3. Anche il terzo motivo e’ infondato. Ha ritenuto la Corte d’appello che nel caso in esame difetti il requisito di proporzione. Tale elemento costitutivo della legittima difesa, presunto soltanto nel caso di violazioni al domicilio e ai luoghi a questo equiparati (articolo 52 c.p., comma 2), purche’ vi sia pericolo di aggressione, richiede normalmente che i beni posti a confronto siano di pari rango, o che comunque l’intensita’ della lesione del bene sovraordinato, sacrificato con l’azione difensiva, sia contenuta.
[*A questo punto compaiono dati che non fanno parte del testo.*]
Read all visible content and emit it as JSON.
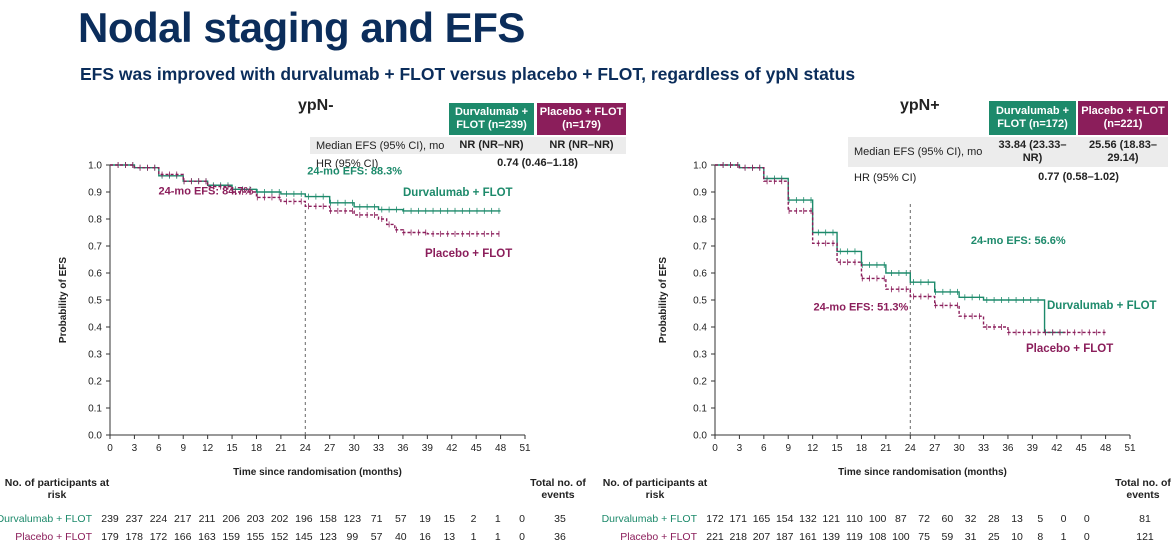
{
  "title": "Nodal staging and EFS",
  "subtitle": "EFS was improved with durvalumab + FLOT versus placebo + FLOT, regardless of ypN status",
  "colors": {
    "durva": "#1d8a6b",
    "placebo": "#8b1e5b",
    "title": "#0b2d5b"
  },
  "risk_header": {
    "no_at_risk": "No. of participants at risk",
    "total_events": "Total no. of events"
  },
  "panels": [
    {
      "label": "ypN-",
      "col_durva": "Durvalumab + FLOT (n=239)",
      "col_placebo": "Placebo + FLOT (n=179)",
      "row1_label": "Median EFS (95% CI), mo",
      "row1_durva": "NR (NR–NR)",
      "row1_placebo": "NR (NR–NR)",
      "row2_label": "HR (95% CI)",
      "row2_value": "0.74 (0.46–1.18)"
    },
    {
      "label": "ypN+",
      "col_durva": "Durvalumab + FLOT (n=172)",
      "col_placebo": "Placebo + FLOT (n=221)",
      "row1_label": "Median EFS (95% CI), mo",
      "row1_durva": "33.84 (23.33–NR)",
      "row1_placebo": "25.56 (18.83–29.14)",
      "row2_label": "HR (95% CI)",
      "row2_value": "0.77 (0.58–1.02)"
    }
  ],
  "chart_data": [
    {
      "type": "line",
      "title": "ypN-",
      "xlabel": "Time since randomisation (months)",
      "ylabel": "Probability of EFS",
      "xlim": [
        0,
        51
      ],
      "ylim": [
        0,
        1.0
      ],
      "xticks": [
        0,
        3,
        6,
        9,
        12,
        15,
        18,
        21,
        24,
        27,
        30,
        33,
        36,
        39,
        42,
        45,
        48,
        51
      ],
      "yticks": [
        "0.0",
        "0.1",
        "0.2",
        "0.3",
        "0.4",
        "0.5",
        "0.6",
        "0.7",
        "0.8",
        "0.9",
        "1.0"
      ],
      "landmark_month": 24,
      "series": [
        {
          "name": "Durvalumab + FLOT",
          "legend": "Durvalumab + FLOT",
          "annotation": "24-mo EFS: 88.3%",
          "x": [
            0,
            3,
            6,
            9,
            12,
            15,
            18,
            21,
            24,
            27,
            30,
            33,
            36,
            39,
            42,
            45,
            48
          ],
          "y": [
            1.0,
            0.99,
            0.96,
            0.94,
            0.925,
            0.91,
            0.9,
            0.893,
            0.883,
            0.86,
            0.845,
            0.835,
            0.83,
            0.83,
            0.83,
            0.83,
            0.83
          ],
          "at_risk": [
            "239",
            "237",
            "224",
            "217",
            "211",
            "206",
            "203",
            "202",
            "196",
            "158",
            "123",
            "71",
            "57",
            "19",
            "15",
            "2",
            "1",
            "0"
          ],
          "total_events": "35"
        },
        {
          "name": "Placebo + FLOT",
          "legend": "Placebo + FLOT",
          "annotation": "24-mo EFS: 84.7%",
          "x": [
            0,
            3,
            6,
            9,
            12,
            15,
            18,
            21,
            24,
            27,
            30,
            33,
            34,
            35,
            36,
            39,
            42,
            45,
            48
          ],
          "y": [
            1.0,
            0.99,
            0.965,
            0.94,
            0.92,
            0.9,
            0.88,
            0.865,
            0.847,
            0.83,
            0.815,
            0.8,
            0.78,
            0.76,
            0.75,
            0.745,
            0.745,
            0.745,
            0.745
          ],
          "at_risk": [
            "179",
            "178",
            "172",
            "166",
            "163",
            "159",
            "155",
            "152",
            "145",
            "123",
            "99",
            "57",
            "40",
            "16",
            "13",
            "1",
            "1",
            "0"
          ],
          "total_events": "36"
        }
      ]
    },
    {
      "type": "line",
      "title": "ypN+",
      "xlabel": "Time since randomisation (months)",
      "ylabel": "Probability of EFS",
      "xlim": [
        0,
        51
      ],
      "ylim": [
        0,
        1.0
      ],
      "xticks": [
        0,
        3,
        6,
        9,
        12,
        15,
        18,
        21,
        24,
        27,
        30,
        33,
        36,
        39,
        42,
        45,
        48,
        51
      ],
      "yticks": [
        "0.0",
        "0.1",
        "0.2",
        "0.3",
        "0.4",
        "0.5",
        "0.6",
        "0.7",
        "0.8",
        "0.9",
        "1.0"
      ],
      "landmark_month": 24,
      "series": [
        {
          "name": "Durvalumab + FLOT",
          "legend": "Durvalumab + FLOT",
          "annotation": "24-mo EFS: 56.6%",
          "x": [
            0,
            3,
            6,
            9,
            12,
            15,
            18,
            21,
            24,
            27,
            30,
            33,
            36,
            39,
            40,
            40.5,
            42,
            43
          ],
          "y": [
            1.0,
            0.99,
            0.95,
            0.87,
            0.75,
            0.68,
            0.63,
            0.6,
            0.566,
            0.53,
            0.51,
            0.5,
            0.5,
            0.5,
            0.5,
            0.38,
            0.38,
            0.38
          ],
          "at_risk": [
            "172",
            "171",
            "165",
            "154",
            "132",
            "121",
            "110",
            "100",
            "87",
            "72",
            "60",
            "32",
            "28",
            "13",
            "5",
            "0",
            "0"
          ],
          "total_events": "81"
        },
        {
          "name": "Placebo + FLOT",
          "legend": "Placebo + FLOT",
          "annotation": "24-mo EFS: 51.3%",
          "x": [
            0,
            3,
            6,
            9,
            12,
            15,
            18,
            21,
            24,
            27,
            30,
            33,
            36,
            39,
            42,
            45,
            48
          ],
          "y": [
            1.0,
            0.99,
            0.94,
            0.83,
            0.71,
            0.64,
            0.58,
            0.54,
            0.513,
            0.48,
            0.44,
            0.4,
            0.38,
            0.38,
            0.38,
            0.38,
            0.38
          ],
          "at_risk": [
            "221",
            "218",
            "207",
            "187",
            "161",
            "139",
            "119",
            "108",
            "100",
            "75",
            "59",
            "31",
            "25",
            "10",
            "8",
            "1",
            "0"
          ],
          "total_events": "121"
        }
      ]
    }
  ]
}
In questo senso si e’ riconosciuto in giurisprudenza come non possa in assoluto escludersi la legittimita’ del sacrificio di beni personali (incolumita’ fisica) per salvaguardare il patrimonio, fermo restando il rispetto del principio di proporzione (oltre che di necessita’ dell’azione difensiva).
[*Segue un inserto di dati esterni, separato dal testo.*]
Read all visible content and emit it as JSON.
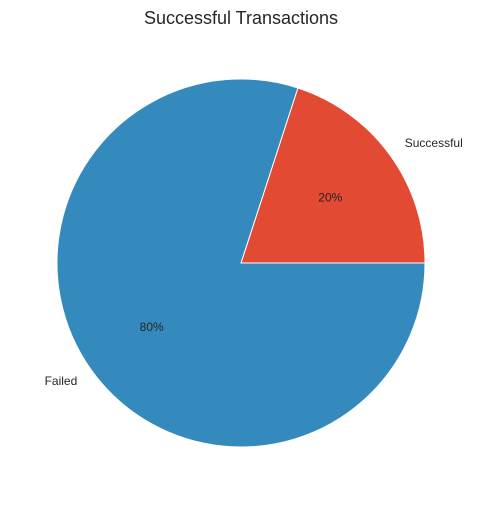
{
  "chart_data": {
    "type": "pie",
    "title": "Successful Transactions",
    "categories": [
      "Successful",
      "Failed"
    ],
    "values": [
      20,
      80
    ],
    "percent_labels": [
      "20%",
      "80%"
    ],
    "colors": [
      "#E24A33",
      "#348ABD"
    ],
    "start_angle_deg": 0,
    "direction": "counterclockwise"
  }
}
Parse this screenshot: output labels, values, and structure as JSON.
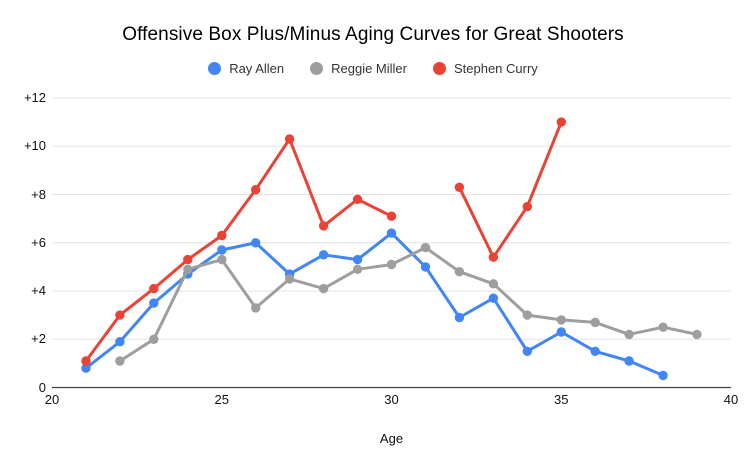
{
  "page": {
    "background_color": "#ffffff"
  },
  "chart_data": {
    "type": "line",
    "title": "Offensive Box Plus/Minus Aging Curves for Great Shooters",
    "xlabel": "Age",
    "ylabel": "",
    "xlim": [
      20,
      40
    ],
    "ylim": [
      0,
      12
    ],
    "grid": true,
    "legend_position": "top",
    "style": {
      "grid_color": "#e3e3e3",
      "axis_color": "#444444",
      "tick_text_color": "#111111",
      "legend_text_color": "#333333",
      "title_color": "#000000"
    },
    "x_ticks": [
      {
        "value": 20,
        "label": "20"
      },
      {
        "value": 25,
        "label": "25"
      },
      {
        "value": 30,
        "label": "30"
      },
      {
        "value": 35,
        "label": "35"
      },
      {
        "value": 40,
        "label": "40"
      }
    ],
    "y_ticks": [
      {
        "value": 0,
        "label": "0"
      },
      {
        "value": 2,
        "label": "+2"
      },
      {
        "value": 4,
        "label": "+4"
      },
      {
        "value": 6,
        "label": "+6"
      },
      {
        "value": 8,
        "label": "+8"
      },
      {
        "value": 10,
        "label": "+10"
      },
      {
        "value": 12,
        "label": "+12"
      }
    ],
    "series": [
      {
        "name": "Ray Allen",
        "color": "#4285F4",
        "points": [
          [
            21,
            0.8
          ],
          [
            22,
            1.9
          ],
          [
            23,
            3.5
          ],
          [
            24,
            4.7
          ],
          [
            25,
            5.7
          ],
          [
            26,
            6.0
          ],
          [
            27,
            4.7
          ],
          [
            28,
            5.5
          ],
          [
            29,
            5.3
          ],
          [
            30,
            6.4
          ],
          [
            31,
            5.0
          ],
          [
            32,
            2.9
          ],
          [
            33,
            3.7
          ],
          [
            34,
            1.5
          ],
          [
            35,
            2.3
          ],
          [
            36,
            1.5
          ],
          [
            37,
            1.1
          ],
          [
            38,
            0.5
          ]
        ]
      },
      {
        "name": "Reggie Miller",
        "color": "#9E9E9E",
        "points": [
          [
            22,
            1.1
          ],
          [
            23,
            2.0
          ],
          [
            24,
            4.9
          ],
          [
            25,
            5.3
          ],
          [
            26,
            3.3
          ],
          [
            27,
            4.5
          ],
          [
            28,
            4.1
          ],
          [
            29,
            4.9
          ],
          [
            30,
            5.1
          ],
          [
            31,
            5.8
          ],
          [
            32,
            4.8
          ],
          [
            33,
            4.3
          ],
          [
            34,
            3.0
          ],
          [
            35,
            2.8
          ],
          [
            36,
            2.7
          ],
          [
            37,
            2.2
          ],
          [
            38,
            2.5
          ],
          [
            39,
            2.2
          ]
        ]
      },
      {
        "name": "Stephen Curry",
        "color": "#EA4335",
        "points": [
          [
            21,
            1.1
          ],
          [
            22,
            3.0
          ],
          [
            23,
            4.1
          ],
          [
            24,
            5.3
          ],
          [
            25,
            6.3
          ],
          [
            26,
            8.2
          ],
          [
            27,
            10.3
          ],
          [
            28,
            6.7
          ],
          [
            29,
            7.8
          ],
          [
            30,
            7.1
          ],
          [
            32,
            8.3
          ],
          [
            33,
            5.4
          ],
          [
            34,
            7.5
          ],
          [
            35,
            11.0
          ]
        ]
      }
    ]
  }
}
Cosi’, ad esempio, e’ stato affermato (Sez. 1, n. 6979 del 20/06/1997, Rv. 208256) che, posta l’astratta ammissibilita’ dell’azione difensiva a presidio di qualsiasi diritto, e pertanto anche del patrimonio, l’apprezzamento della proporzione tra offesa e difesa, da formularsi con giudizio ex ante (alla luce dei mezzi impiegati dall’agente, a quelli a disposizione dell’aggredito nonche’ ai beni giuridici in conflitto) non puo’ che essere qualitativo e relativistico: ne consegue che, nel raffronto tra il bene di un aggressore e il bene di un aggredito, il requisito della proporzione venga meno, nel caso di beni eterogenei in conflitto, quando la consistenza dell’interesse leso, quale la vita e l’incolumita’ della persona, sia enormemente piu’ rilevante, sul piano della gerarchia dei valori costituzionali e di quelli penalmente protetti, dell’interesse patrimoniale difeso, ed il male inflitto all’aggredito abbia una intensita’ di gran lunga superiore a quella del male minacciato.
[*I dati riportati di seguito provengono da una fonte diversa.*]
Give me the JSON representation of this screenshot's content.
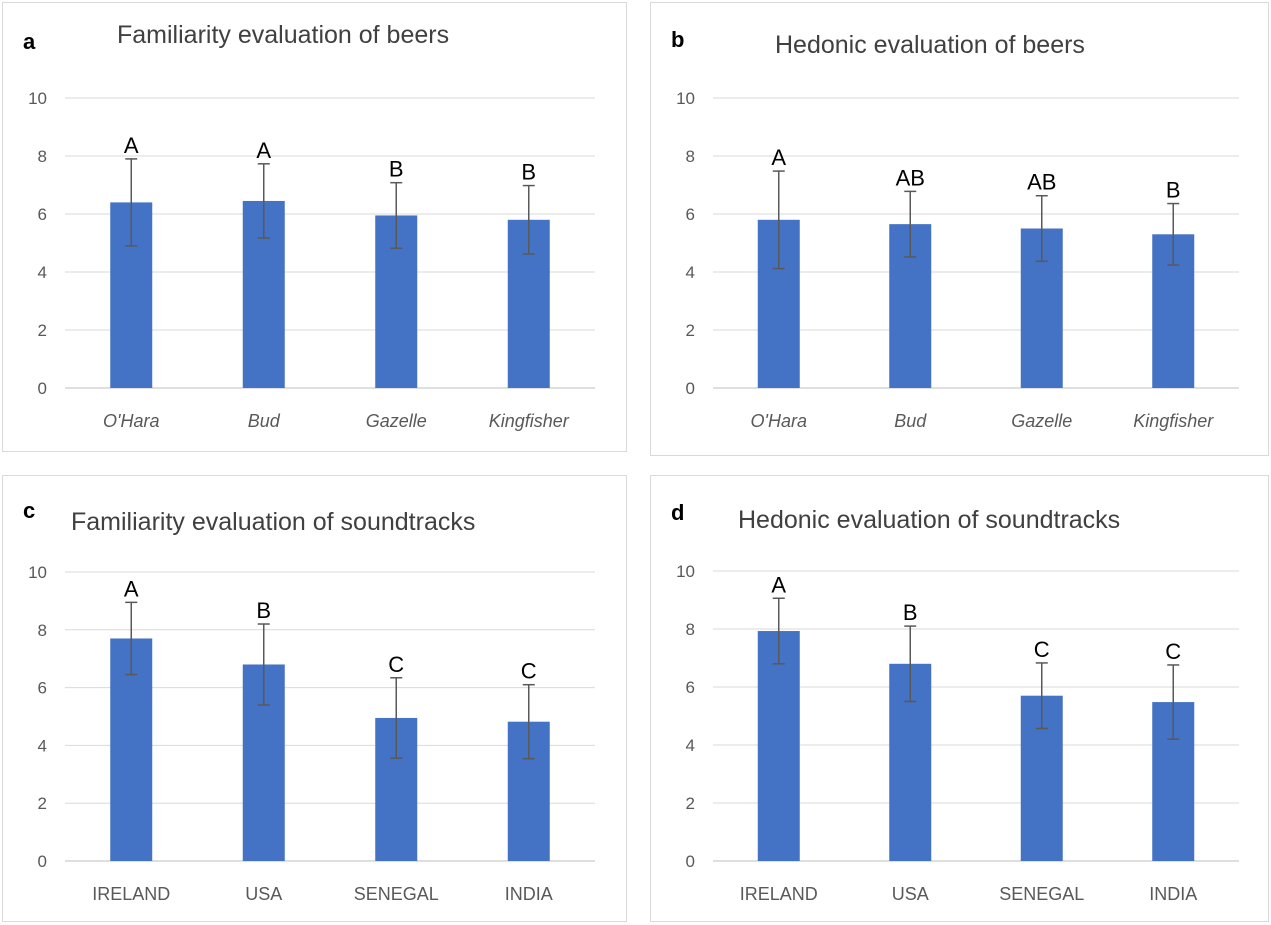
{
  "chart_data": [
    {
      "panel_label": "a",
      "type": "bar",
      "title": "Familiarity evaluation of beers",
      "categories": [
        "O'Hara",
        "Bud",
        "Gazelle",
        "Kingfisher"
      ],
      "category_style": "italic",
      "values": [
        6.4,
        6.45,
        5.95,
        5.8
      ],
      "error": [
        1.5,
        1.28,
        1.13,
        1.18
      ],
      "significance": [
        "A",
        "A",
        "B",
        "B"
      ],
      "yticks": [
        "0",
        "2",
        "4",
        "6",
        "8",
        "10"
      ],
      "ylim": [
        0,
        10
      ],
      "grid": true,
      "color": "#4472c4"
    },
    {
      "panel_label": "b",
      "type": "bar",
      "title": "Hedonic evaluation of beers",
      "categories": [
        "O'Hara",
        "Bud",
        "Gazelle",
        "Kingfisher"
      ],
      "category_style": "italic",
      "values": [
        5.8,
        5.65,
        5.5,
        5.3
      ],
      "error": [
        1.68,
        1.13,
        1.13,
        1.06
      ],
      "significance": [
        "A",
        "AB",
        "AB",
        "B"
      ],
      "yticks": [
        "0",
        "2",
        "4",
        "6",
        "8",
        "10"
      ],
      "ylim": [
        0,
        10
      ],
      "grid": true,
      "color": "#4472c4"
    },
    {
      "panel_label": "c",
      "type": "bar",
      "title": "Familiarity evaluation of soundtracks",
      "categories": [
        "IRELAND",
        "USA",
        "SENEGAL",
        "INDIA"
      ],
      "category_style": "normal",
      "values": [
        7.7,
        6.8,
        4.95,
        4.82
      ],
      "error": [
        1.25,
        1.4,
        1.39,
        1.28
      ],
      "significance": [
        "A",
        "B",
        "C",
        "C"
      ],
      "yticks": [
        "0",
        "2",
        "4",
        "6",
        "8",
        "10"
      ],
      "ylim": [
        0,
        10
      ],
      "grid": true,
      "color": "#4472c4"
    },
    {
      "panel_label": "d",
      "type": "bar",
      "title": "Hedonic evaluation of soundtracks",
      "categories": [
        "IRELAND",
        "USA",
        "SENEGAL",
        "INDIA"
      ],
      "category_style": "normal",
      "values": [
        7.93,
        6.8,
        5.7,
        5.48
      ],
      "error": [
        1.13,
        1.3,
        1.13,
        1.28
      ],
      "significance": [
        "A",
        "B",
        "C",
        "C"
      ],
      "yticks": [
        "0",
        "2",
        "4",
        "6",
        "8",
        "10"
      ],
      "ylim": [
        0,
        10
      ],
      "grid": true,
      "color": "#4472c4"
    }
  ]
}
3.1. Orbene, nel caso di specie, a fronte di un sacrificio patrimoniale modesto, deve rilevarsi come l’azione difensiva abbia travalicato i limiti imposti dal predetto requisito, come reso manifesto dalle conseguenze della lesione.
Deve da ultimo evidenziarsi come il rilievo difensivo, relativo alla contraddittorieta’ della pronuncia nella parte relativa al pericolo di aggressione, ritenuto sussistente dalla difesa, sia viziato dall’aver riferito l’estremo dell’aggressione a qualsiasi diritto, laddove la disposizione codicistica fa evidentemente riferimento ad un’aggressione di tipo fisico, in questo caso insussistente.
3. In definitiva, il ricorso va dichiarato inammissibile e il ricorrente va condannato al pagamento delle spese processuali, nonche’, trattandosi di causa di inammissibilita’ riconducibile a colpa del ricorrente al versamento, a favore della Cassa delle Ammende, di una somma che si ritiene equo e congruo determinare in Euro 3000,00, ai sensi dell’articolo 616 c.p.p..

P.Q.M.

Dichiara inammissibile il ricorso e condanna il ricorrente al pagamento delle spese processuali e della somma di Euro tremila in favore della Cassa delle Ammende.

 

In caso di diffusione omettere le generalità e gli altri dati identificativi dei soggetti interessati nei termini indicati.